Dans The Final Pagan Generation, Edward Watts examine la vie religieuse des Romains à la veille de la christianisation.

«En 310, l'Empire romain regorgeait de dieux. Leurs temples, statues et images remplissaient les villes, les villages, les fermes et les contrées sauvages. Qu'ils le veuillent ou non, les habitants de l'empire étaient régulièrement exposés à la vue, aux sons, aux odeurs et aux saveurs des célébrations divines. Les divinités traditionnelles dominaient également l'espace spirituel de l'empire en tant que figures dont la présence était imperceptible, mais dont beaucoup pensaient pouvoir discerner les actions». (1)

«Au cours des premières décennies du IVe siècle, l'empire comptait des millions de structures religieuses, d'artefacts et de matériaux que les villes et les individus avaient façonnés au cours des millénaires précédents pour honorer les dieux traditionnels. Les fêtes en l'honneur des dieux remplissaient le calendrier, et les odeurs parfumées liées à leur culte embaumaient l'air des villes». (2)

«Un calendrier illustré répertoriant les jours fériés et les fêtes célébrés à Rome en l'an 354 (...) mentionne 177 jours de l'année comme jours de fêtes. (...) le calendrier marque les célébrations publiques de trente-trois dieux et déesses différents, sans compter les diverses commémorations des anniversaires impériaux et des empereurs divinisés». (3)

Imaginez l'état d'anxiété permanent dans lequel vivaient les adeptes du Dieu jaloux dans les villes romaines.
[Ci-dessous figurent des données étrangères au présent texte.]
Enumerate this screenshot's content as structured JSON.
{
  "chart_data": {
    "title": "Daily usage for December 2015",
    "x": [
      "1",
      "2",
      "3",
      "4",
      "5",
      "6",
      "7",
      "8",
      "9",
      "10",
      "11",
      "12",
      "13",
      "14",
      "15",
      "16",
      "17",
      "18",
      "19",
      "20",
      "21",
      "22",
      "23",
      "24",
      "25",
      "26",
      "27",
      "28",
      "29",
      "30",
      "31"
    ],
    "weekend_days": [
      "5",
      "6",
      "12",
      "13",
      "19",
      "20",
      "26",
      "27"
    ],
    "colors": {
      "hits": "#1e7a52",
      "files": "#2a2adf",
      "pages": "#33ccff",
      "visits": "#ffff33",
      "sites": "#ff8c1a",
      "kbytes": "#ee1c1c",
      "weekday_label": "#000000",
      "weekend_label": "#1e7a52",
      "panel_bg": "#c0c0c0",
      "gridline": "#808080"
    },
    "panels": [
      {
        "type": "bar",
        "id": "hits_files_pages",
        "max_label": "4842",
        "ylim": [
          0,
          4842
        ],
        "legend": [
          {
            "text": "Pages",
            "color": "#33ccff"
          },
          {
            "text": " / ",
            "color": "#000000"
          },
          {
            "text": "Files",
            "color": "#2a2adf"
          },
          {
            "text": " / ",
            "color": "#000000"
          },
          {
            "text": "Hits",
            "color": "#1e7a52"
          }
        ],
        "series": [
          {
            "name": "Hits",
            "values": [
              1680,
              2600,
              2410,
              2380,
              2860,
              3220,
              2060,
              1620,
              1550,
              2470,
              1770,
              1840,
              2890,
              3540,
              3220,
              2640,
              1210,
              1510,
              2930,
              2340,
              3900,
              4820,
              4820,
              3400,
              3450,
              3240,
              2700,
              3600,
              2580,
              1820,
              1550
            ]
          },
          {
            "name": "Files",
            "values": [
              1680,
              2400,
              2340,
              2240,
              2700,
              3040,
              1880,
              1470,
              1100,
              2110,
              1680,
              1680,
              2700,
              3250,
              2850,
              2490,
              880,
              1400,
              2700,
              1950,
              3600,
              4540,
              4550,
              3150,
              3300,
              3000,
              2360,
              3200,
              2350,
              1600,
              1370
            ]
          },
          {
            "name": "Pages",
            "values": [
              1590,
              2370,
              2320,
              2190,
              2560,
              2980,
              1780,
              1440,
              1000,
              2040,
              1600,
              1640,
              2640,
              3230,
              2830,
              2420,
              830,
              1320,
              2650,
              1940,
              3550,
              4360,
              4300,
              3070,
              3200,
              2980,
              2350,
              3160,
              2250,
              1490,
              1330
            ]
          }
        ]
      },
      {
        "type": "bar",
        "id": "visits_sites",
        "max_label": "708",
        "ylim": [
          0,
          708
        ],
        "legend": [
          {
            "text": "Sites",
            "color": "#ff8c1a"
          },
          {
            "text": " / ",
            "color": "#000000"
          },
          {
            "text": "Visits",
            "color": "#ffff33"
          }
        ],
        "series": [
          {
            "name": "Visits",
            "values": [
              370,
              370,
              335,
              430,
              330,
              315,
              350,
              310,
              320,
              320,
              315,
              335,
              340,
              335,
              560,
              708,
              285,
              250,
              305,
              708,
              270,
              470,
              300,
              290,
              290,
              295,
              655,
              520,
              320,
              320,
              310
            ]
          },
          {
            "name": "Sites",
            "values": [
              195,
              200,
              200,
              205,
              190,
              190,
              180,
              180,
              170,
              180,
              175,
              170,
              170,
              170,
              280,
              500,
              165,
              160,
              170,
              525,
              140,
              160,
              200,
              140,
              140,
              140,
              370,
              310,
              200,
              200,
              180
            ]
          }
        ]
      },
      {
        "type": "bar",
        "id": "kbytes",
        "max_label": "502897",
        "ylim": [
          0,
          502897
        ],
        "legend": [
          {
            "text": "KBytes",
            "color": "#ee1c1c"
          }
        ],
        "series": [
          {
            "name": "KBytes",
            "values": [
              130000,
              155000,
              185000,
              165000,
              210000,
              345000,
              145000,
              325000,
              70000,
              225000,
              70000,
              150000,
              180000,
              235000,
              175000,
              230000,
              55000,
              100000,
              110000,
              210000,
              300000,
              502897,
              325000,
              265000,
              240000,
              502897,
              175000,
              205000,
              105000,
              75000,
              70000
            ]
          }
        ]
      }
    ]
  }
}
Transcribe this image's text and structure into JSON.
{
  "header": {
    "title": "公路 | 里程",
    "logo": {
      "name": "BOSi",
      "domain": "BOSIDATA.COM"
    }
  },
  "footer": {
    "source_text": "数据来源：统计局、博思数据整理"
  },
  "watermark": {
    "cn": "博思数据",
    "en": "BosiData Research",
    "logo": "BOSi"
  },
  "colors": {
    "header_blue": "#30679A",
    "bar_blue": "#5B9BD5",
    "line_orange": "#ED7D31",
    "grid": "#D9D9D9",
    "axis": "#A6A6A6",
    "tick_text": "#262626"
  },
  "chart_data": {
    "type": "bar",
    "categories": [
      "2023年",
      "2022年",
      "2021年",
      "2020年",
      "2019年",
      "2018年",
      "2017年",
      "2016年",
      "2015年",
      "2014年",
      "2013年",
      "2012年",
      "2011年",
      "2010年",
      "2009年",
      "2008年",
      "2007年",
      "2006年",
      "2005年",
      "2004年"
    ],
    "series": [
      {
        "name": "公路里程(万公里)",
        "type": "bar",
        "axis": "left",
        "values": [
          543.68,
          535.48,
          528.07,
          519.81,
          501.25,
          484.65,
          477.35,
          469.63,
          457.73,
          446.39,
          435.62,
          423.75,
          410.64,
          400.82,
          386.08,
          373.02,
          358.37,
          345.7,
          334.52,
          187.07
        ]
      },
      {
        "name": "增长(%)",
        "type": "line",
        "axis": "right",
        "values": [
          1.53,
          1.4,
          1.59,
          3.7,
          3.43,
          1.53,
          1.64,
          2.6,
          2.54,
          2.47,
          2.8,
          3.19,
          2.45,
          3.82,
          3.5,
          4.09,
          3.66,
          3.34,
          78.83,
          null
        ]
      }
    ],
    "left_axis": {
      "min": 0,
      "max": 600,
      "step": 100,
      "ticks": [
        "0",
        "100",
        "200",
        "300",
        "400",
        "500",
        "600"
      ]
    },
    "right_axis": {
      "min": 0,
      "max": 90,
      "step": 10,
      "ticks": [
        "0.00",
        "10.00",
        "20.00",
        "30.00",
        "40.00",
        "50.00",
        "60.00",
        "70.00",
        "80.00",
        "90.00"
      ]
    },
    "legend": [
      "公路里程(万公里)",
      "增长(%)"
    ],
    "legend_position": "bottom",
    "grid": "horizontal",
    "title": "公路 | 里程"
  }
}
Les dieux, qui étaient pour eux des démons sortis de l'enfer, flottaient et rôdaient à chaque coin de rue. Dans son ouvrage De l'idolâtrie (De idolatria), Tertullien de Carthage donne des conseils à ses compagnons de foi pour survivre dans ce monde infesté de démons. L'idolâtrie, affirme-t-il, est «un crime si répandu (...) qu'il subvertit les serviteurs de Dieu» sans qu'ils s'en rendent compte. Il dresse la liste de toutes les activités ou fréquentations qui peuvent contaminer les chrétiens à leur insu dans leur vie quotidienne. Les jours de fêtes sont particulièrement dangereux, mais il faut aussi éviter le service militaire, les serments, l'acceptation de bénédictions au nom des dieux, et même certains types de vêtements, ainsi bien sûr que la proximité des temples et de certains autres lieux. (4)

L'Empire romain regroupait de nombreuses nationalités, mais il était surtout constitué d'un réseau de villes, chacune avec ses propres traditions religieuses et ses propres fêtes. La ville de Rome comptait quatre collèges de prêtres, dirigés par un pontifex maximus. Du 17 au 23 décembre, les Romains célébraient les Saturnales, organisées autour du temple de Saturne, sur le forum romain. Les cultes civiques de Rome jouissaient d'un prestige particulier au-delà de l'Italie, mais ils ne constituaient pas «la religion de l'Empire». En fait, l'Empire n'avait pas de religio universalis jusqu'à ce que les empereurs décident de lui en donner une. Au IIe siècle, les empereurs de la dynastie des Antonins décidèrent de faire revivre l'hellénisme, et Hadrien parraina le culte d'Antinoüs, dont le succès est attesté par le grand nombre de statues retrouvées dans tout l'empire. Plus tard, les empereurs Sévères (193-235), qui avaient des liens familiaux avec la Syrie, ont promu un culte oriental du Soleil ; l'un d'entre eux, Héliogabale (218-22), avait été prêtre de ce culte à Emèse (aujourd'hui Homs en Syrie). Enfin, Aurélien (270-75) promut une forme plus hellénistique du culte du Soleil : Sol Invictus (le Soleil invincible). Il ne s'agissait pas d'une invention nouvelle, puisque Sol Invictus avait déjà deux temples à Rome et figurait sur les pièces de monnaie depuis l'époque d'Antonin le Pieux (138-161). Mais Aurélien lui consacra un temple plus grand et un collège sacerdotal, et inaugura la fête de Dies Natalis Solis Invicti (Jour de la Naissance du Soleil Invincible) le 25 décembre, jour du solstice d'hiver dans le calendrier romain, avec des jeux panromains tous les quatre ans.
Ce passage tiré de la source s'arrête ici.